The E693Delta mutation in amyloid precursor protein increases intracellular accumulation of amyloid beta oligomers and causes endoplasmic reticulum stress-induced apoptosis in cultured cells.

The E693Delta mutation within the amyloid precursor protein (APP) has been suggested to cause dementia via the enhanced formation of synaptotoxic amyloid beta (Abeta) oligomers. However, this mutation markedly decreases Abeta secretion, implying the existence of an additional mechanism of neuronal dysfunction that is independent of extracellular Abeta. We therefore examined the effects of this mutation on both APP processing to produce Abeta as well as subcellular localization and accumulation of Abeta in transfected HEK293 and COS-7 cells. Both beta- and gamma-cleavage of mutant APP increased, indicating a lack of inhibition in Abeta production. Instead, this mutation promoted Abeta accumulation within cells, including the endoplasmic reticulum (ER), Golgi apparatus, early and late endosomes, lysosomes, and autophagosomes, all of which have been proposed as intracellular sites of Abeta generation and/or degradation, suggesting impairment of APP/Abeta trafficking.
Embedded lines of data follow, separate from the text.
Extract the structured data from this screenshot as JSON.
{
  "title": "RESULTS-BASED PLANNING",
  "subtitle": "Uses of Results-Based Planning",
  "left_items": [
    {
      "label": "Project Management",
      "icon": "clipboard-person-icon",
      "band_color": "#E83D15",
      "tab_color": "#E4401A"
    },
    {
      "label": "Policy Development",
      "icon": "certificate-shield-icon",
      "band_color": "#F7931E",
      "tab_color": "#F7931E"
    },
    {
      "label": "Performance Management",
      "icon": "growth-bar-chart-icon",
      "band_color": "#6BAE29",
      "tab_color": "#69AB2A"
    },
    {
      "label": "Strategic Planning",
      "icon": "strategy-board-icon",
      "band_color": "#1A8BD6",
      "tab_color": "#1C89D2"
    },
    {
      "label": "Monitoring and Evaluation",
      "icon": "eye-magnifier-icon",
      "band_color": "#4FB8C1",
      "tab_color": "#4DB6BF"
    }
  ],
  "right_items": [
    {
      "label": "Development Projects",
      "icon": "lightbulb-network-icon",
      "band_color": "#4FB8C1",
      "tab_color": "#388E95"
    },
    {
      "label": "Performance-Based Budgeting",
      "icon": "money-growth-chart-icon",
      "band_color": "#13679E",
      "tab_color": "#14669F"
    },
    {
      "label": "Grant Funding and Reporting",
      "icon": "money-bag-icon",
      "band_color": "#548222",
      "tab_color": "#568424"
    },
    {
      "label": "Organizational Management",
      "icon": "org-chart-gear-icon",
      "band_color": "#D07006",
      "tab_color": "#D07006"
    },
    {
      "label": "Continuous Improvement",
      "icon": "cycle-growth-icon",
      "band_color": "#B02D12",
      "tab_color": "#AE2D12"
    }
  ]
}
Notably, the intracellular mutant Abeta was found to predominantly form oligomers. Concomitant with this accumulation, the ER stress markers Grp78 and phosphorylated eIF2alpha were both strongly induced. Furthermore, the activation of caspase-4 and -3 as well as DNA fragmentation were detected in these cells. These results suggest that mutant Abeta induces alteration of Abeta trafficking and subsequent ER stress-induced apoptosis via enhancement of its intracellular oligomerization. Our findings suggest that Abeta oligomers exhibit toxicity in the extracellular space and within the cells themselves.